Doxorubicin (DOX) is an effective chemotherapy whose clinical utility is limited by cardiotoxicity. To investigate underlying mechanisms, we employed a multi-omics approach integrating transcriptomic and proteomic profiling leveraging established mouse models of chronic DOX- induced cardiotoxicity. Five-week-old male mice received weekly DOX (4 mg/kg) or saline injections for six weeks, with heart tissues harvested 4 days post-treatment. Differentially expressed genes (DEGs) and proteins (DEPs) were identified by bulk RNA-seq and proteomics, validated via qPCR and western blot, respectively Key DEPs were validated in plasma samples from DOX-treated breast cancer patients. Additionally, a temporal comparison was conducted between DEPs in the mice hearts 4 days and 6 weeks post-DOX. RNA-seq revealed upregulation of stress-responsive genes ( Phlda3, Trp53inp1 ) and circadian regulators ( Nr1d1 ), with downregulation of Apelin and Cd74 . Proteomics identified upregulation of serpina3n, thrombospondin-1, and epoxide hydrolase 1. Plasma SERPINA3 concentrations were significantly elevated in breast cancer patients 24 hours post-DOX. Gene set enrichment analysis (GSEA) revealed upregulated pathways including p53 signaling, apoptosis, and unfolded protein response. Integrated omics analysis revealed 2,089 gene-protein pairs.
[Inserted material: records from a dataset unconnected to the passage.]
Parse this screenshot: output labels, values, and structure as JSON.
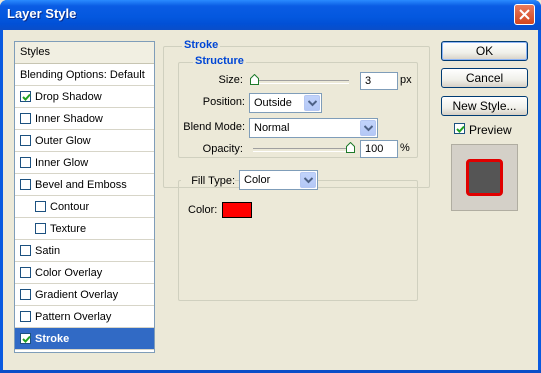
{
  "window": {
    "title": "Layer Style"
  },
  "styles_panel": {
    "header": "Styles",
    "items": [
      {
        "label": "Blending Options: Default",
        "checkbox": false,
        "checked": false,
        "indent": false,
        "selected": false
      },
      {
        "label": "Drop Shadow",
        "checkbox": true,
        "checked": true,
        "indent": false,
        "selected": false
      },
      {
        "label": "Inner Shadow",
        "checkbox": true,
        "checked": false,
        "indent": false,
        "selected": false
      },
      {
        "label": "Outer Glow",
        "checkbox": true,
        "checked": false,
        "indent": false,
        "selected": false
      },
      {
        "label": "Inner Glow",
        "checkbox": true,
        "checked": false,
        "indent": false,
        "selected": false
      },
      {
        "label": "Bevel and Emboss",
        "checkbox": true,
        "checked": false,
        "indent": false,
        "selected": false
      },
      {
        "label": "Contour",
        "checkbox": true,
        "checked": false,
        "indent": true,
        "selected": false
      },
      {
        "label": "Texture",
        "checkbox": true,
        "checked": false,
        "indent": true,
        "selected": false
      },
      {
        "label": "Satin",
        "checkbox": true,
        "checked": false,
        "indent": false,
        "selected": false
      },
      {
        "label": "Color Overlay",
        "checkbox": true,
        "checked": false,
        "indent": false,
        "selected": false
      },
      {
        "label": "Gradient Overlay",
        "checkbox": true,
        "checked": false,
        "indent": false,
        "selected": false
      },
      {
        "label": "Pattern Overlay",
        "checkbox": true,
        "checked": false,
        "indent": false,
        "selected": false
      },
      {
        "label": "Stroke",
        "checkbox": true,
        "checked": true,
        "indent": false,
        "selected": true
      }
    ]
  },
  "stroke": {
    "group_title": "Stroke",
    "structure_title": "Structure",
    "size": {
      "label": "Size:",
      "value": "3",
      "unit": "px",
      "slider_fraction": 0.0
    },
    "position": {
      "label": "Position:",
      "value": "Outside"
    },
    "blend_mode": {
      "label": "Blend Mode:",
      "value": "Normal"
    },
    "opacity": {
      "label": "Opacity:",
      "value": "100",
      "unit": "%",
      "slider_fraction": 1.0
    },
    "fill_type": {
      "label": "Fill Type:",
      "value": "Color"
    },
    "color": {
      "label": "Color:",
      "hex": "#ff0000"
    }
  },
  "buttons": {
    "ok": "OK",
    "cancel": "Cancel",
    "new_style": "New Style..."
  },
  "preview": {
    "label": "Preview",
    "checked": true,
    "fill": "#555555",
    "stroke": "#e00000"
  },
  "colors": {
    "accent": "#316ac5",
    "title_blue": "#0046d5",
    "stroke_color": "#ff0000"
  }
}
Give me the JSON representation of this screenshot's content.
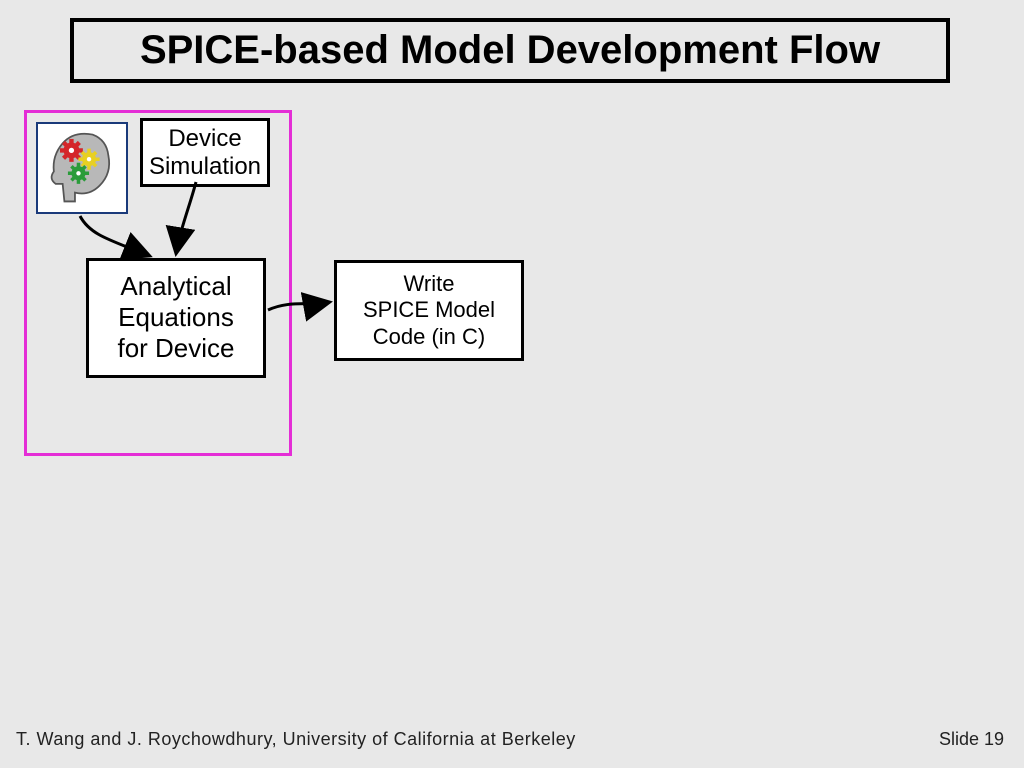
{
  "title": "SPICE-based Model Development Flow",
  "boxes": {
    "brain_icon_name": "brain-gears",
    "device_simulation": "Device\nSimulation",
    "analytical": "Analytical\nEquations\nfor Device",
    "spice": "Write\nSPICE Model\nCode (in C)"
  },
  "footer": {
    "left": "T. Wang and J. Roychowdhury,  University of California  at Berkeley",
    "right": "Slide 19"
  }
}
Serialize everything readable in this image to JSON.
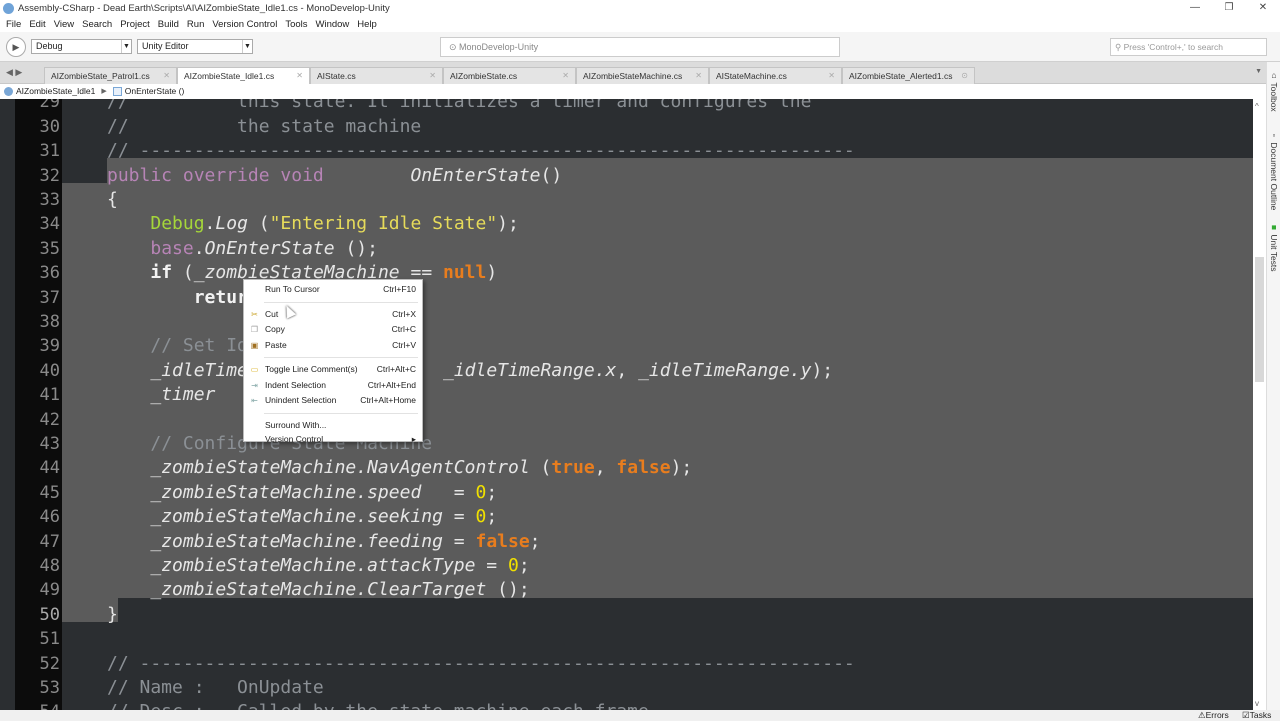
{
  "window": {
    "title": "Assembly-CSharp - Dead Earth\\Scripts\\AI\\AIZombieState_Idle1.cs - MonoDevelop-Unity",
    "minimize": "—",
    "restore": "❐",
    "close": "✕"
  },
  "menu": [
    "File",
    "Edit",
    "View",
    "Search",
    "Project",
    "Build",
    "Run",
    "Version Control",
    "Tools",
    "Window",
    "Help"
  ],
  "toolbar": {
    "config": "Debug",
    "target": "Unity Editor",
    "status": "MonoDevelop-Unity",
    "search_placeholder": "Press 'Control+,' to search"
  },
  "tabs": [
    {
      "label": "AIZombieState_Patrol1.cs",
      "active": false
    },
    {
      "label": "AIZombieState_Idle1.cs",
      "active": true
    },
    {
      "label": "AIState.cs",
      "active": false
    },
    {
      "label": "AIZombieState.cs",
      "active": false
    },
    {
      "label": "AIZombieStateMachine.cs",
      "active": false
    },
    {
      "label": "AIStateMachine.cs",
      "active": false
    },
    {
      "label": "AIZombieState_Alerted1.cs",
      "active": false
    }
  ],
  "breadcrumb": {
    "class": "AIZombieState_Idle1",
    "method": "OnEnterState ()"
  },
  "sidebar": {
    "toolbox": "Toolbox",
    "outline": "Document Outline",
    "unit_tests": "Unit Tests"
  },
  "statusbar": {
    "errors": "Errors",
    "tasks": "Tasks"
  },
  "colors": {
    "editor_bg": "#2b2e31",
    "selection": "#5b5b5b",
    "keyword": "#b784b6",
    "string": "#e6db5a",
    "literal": "#e87d1e",
    "type": "#a5d63a",
    "comment": "#8b9095"
  },
  "code": [
    {
      "n": "29",
      "t": [
        [
          "c",
          "//          this state. It initializes a timer and configures the"
        ]
      ]
    },
    {
      "n": "30",
      "t": [
        [
          "c",
          "//          the state machine"
        ]
      ]
    },
    {
      "n": "31",
      "t": [
        [
          "c",
          "// ------------------------------------------------------------------"
        ]
      ]
    },
    {
      "n": "32",
      "t": [
        [
          "k",
          "public override void"
        ],
        [
          "p",
          "        "
        ],
        [
          "m",
          "OnEnterState"
        ],
        [
          "p",
          "()"
        ]
      ]
    },
    {
      "n": "33",
      "t": [
        [
          "p",
          "{"
        ]
      ]
    },
    {
      "n": "34",
      "t": [
        [
          "p",
          "    "
        ],
        [
          "ty",
          "Debug"
        ],
        [
          "p",
          "."
        ],
        [
          "m",
          "Log"
        ],
        [
          "p",
          " ("
        ],
        [
          "s",
          "\"Entering Idle State\""
        ],
        [
          "p",
          ");"
        ]
      ]
    },
    {
      "n": "35",
      "t": [
        [
          "p",
          "    "
        ],
        [
          "k",
          "base"
        ],
        [
          "p",
          "."
        ],
        [
          "m",
          "OnEnterState"
        ],
        [
          "p",
          " ();"
        ]
      ]
    },
    {
      "n": "36",
      "t": [
        [
          "p",
          "    "
        ],
        [
          "kw",
          "if"
        ],
        [
          "p",
          " ("
        ],
        [
          "m",
          "_zombieStateMachine"
        ],
        [
          "p",
          " == "
        ],
        [
          "lit",
          "null"
        ],
        [
          "p",
          ")"
        ]
      ]
    },
    {
      "n": "37",
      "t": [
        [
          "p",
          "        "
        ],
        [
          "kw",
          "retur"
        ]
      ]
    },
    {
      "n": "38",
      "t": []
    },
    {
      "n": "39",
      "t": [
        [
          "p",
          "    "
        ],
        [
          "c",
          "// Set Id"
        ]
      ]
    },
    {
      "n": "40",
      "t": [
        [
          "p",
          "    "
        ],
        [
          "m",
          "_idleTime"
        ],
        [
          "p",
          "                  "
        ],
        [
          "m",
          "_idleTimeRange.x"
        ],
        [
          "p",
          ", "
        ],
        [
          "m",
          "_idleTimeRange.y"
        ],
        [
          "p",
          ");"
        ]
      ]
    },
    {
      "n": "41",
      "t": [
        [
          "p",
          "    "
        ],
        [
          "m",
          "_timer"
        ]
      ]
    },
    {
      "n": "42",
      "t": []
    },
    {
      "n": "43",
      "t": [
        [
          "p",
          "    "
        ],
        [
          "c",
          "// Configure State Machine"
        ]
      ]
    },
    {
      "n": "44",
      "t": [
        [
          "p",
          "    "
        ],
        [
          "m",
          "_zombieStateMachine.NavAgentControl"
        ],
        [
          "p",
          " ("
        ],
        [
          "lit",
          "true"
        ],
        [
          "p",
          ", "
        ],
        [
          "lit",
          "false"
        ],
        [
          "p",
          ");"
        ]
      ]
    },
    {
      "n": "45",
      "t": [
        [
          "p",
          "    "
        ],
        [
          "m",
          "_zombieStateMachine.speed"
        ],
        [
          "p",
          "   = "
        ],
        [
          "num0",
          "0"
        ],
        [
          "p",
          ";"
        ]
      ]
    },
    {
      "n": "46",
      "t": [
        [
          "p",
          "    "
        ],
        [
          "m",
          "_zombieStateMachine.seeking"
        ],
        [
          "p",
          " = "
        ],
        [
          "num0",
          "0"
        ],
        [
          "p",
          ";"
        ]
      ]
    },
    {
      "n": "47",
      "t": [
        [
          "p",
          "    "
        ],
        [
          "m",
          "_zombieStateMachine.feeding"
        ],
        [
          "p",
          " = "
        ],
        [
          "lit",
          "false"
        ],
        [
          "p",
          ";"
        ]
      ]
    },
    {
      "n": "48",
      "t": [
        [
          "p",
          "    "
        ],
        [
          "m",
          "_zombieStateMachine.attackType"
        ],
        [
          "p",
          " = "
        ],
        [
          "num0",
          "0"
        ],
        [
          "p",
          ";"
        ]
      ]
    },
    {
      "n": "49",
      "t": [
        [
          "p",
          "    "
        ],
        [
          "m",
          "_zombieStateMachine.ClearTarget"
        ],
        [
          "p",
          " ();"
        ]
      ]
    },
    {
      "n": "50",
      "t": [
        [
          "p",
          "}"
        ]
      ]
    },
    {
      "n": "51",
      "t": []
    },
    {
      "n": "52",
      "t": [
        [
          "c",
          "// ------------------------------------------------------------------"
        ]
      ]
    },
    {
      "n": "53",
      "t": [
        [
          "c",
          "// Name :   OnUpdate"
        ]
      ]
    },
    {
      "n": "54",
      "t": [
        [
          "c",
          "// Desc :   Called by the state machine each frame"
        ]
      ]
    }
  ],
  "context_menu": [
    {
      "label": "Run To Cursor",
      "shortcut": "Ctrl+F10",
      "icon": ""
    },
    {
      "sep": true
    },
    {
      "label": "Cut",
      "shortcut": "Ctrl+X",
      "icon": "scissors-icon"
    },
    {
      "label": "Copy",
      "shortcut": "Ctrl+C",
      "icon": "copy-icon"
    },
    {
      "label": "Paste",
      "shortcut": "Ctrl+V",
      "icon": "paste-icon"
    },
    {
      "sep": true
    },
    {
      "label": "Toggle Line Comment(s)",
      "shortcut": "Ctrl+Alt+C",
      "icon": "comment-icon"
    },
    {
      "label": "Indent Selection",
      "shortcut": "Ctrl+Alt+End",
      "icon": "indent-icon"
    },
    {
      "label": "Unindent Selection",
      "shortcut": "Ctrl+Alt+Home",
      "icon": "unindent-icon"
    },
    {
      "sep": true
    },
    {
      "label": "Surround With...",
      "shortcut": "",
      "icon": ""
    },
    {
      "label": "Version Control",
      "shortcut": "▸",
      "icon": ""
    }
  ]
}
GSEA of concordant gene-protein pairs implicated p53 signaling, apoptosis, and epithelial-mesenchymal transition in upregulated pathways, while oxidative phosphorylation and metabolic pathways were downregulated. Temporal comparison with a delayed timepoint (6 weeks post-DOX) uncovered dynamic remodeling of cardiac signaling, with early response dominated by inflammatory and apoptotic responses, and delayed response marked by cell cycle and DNA repair pathway activation. This integrated-omics study reveals key molecular pathways and temporal changes in DOX-induced cardiotoxicity, identifying potential biomarkers for future cardioprotective strategies.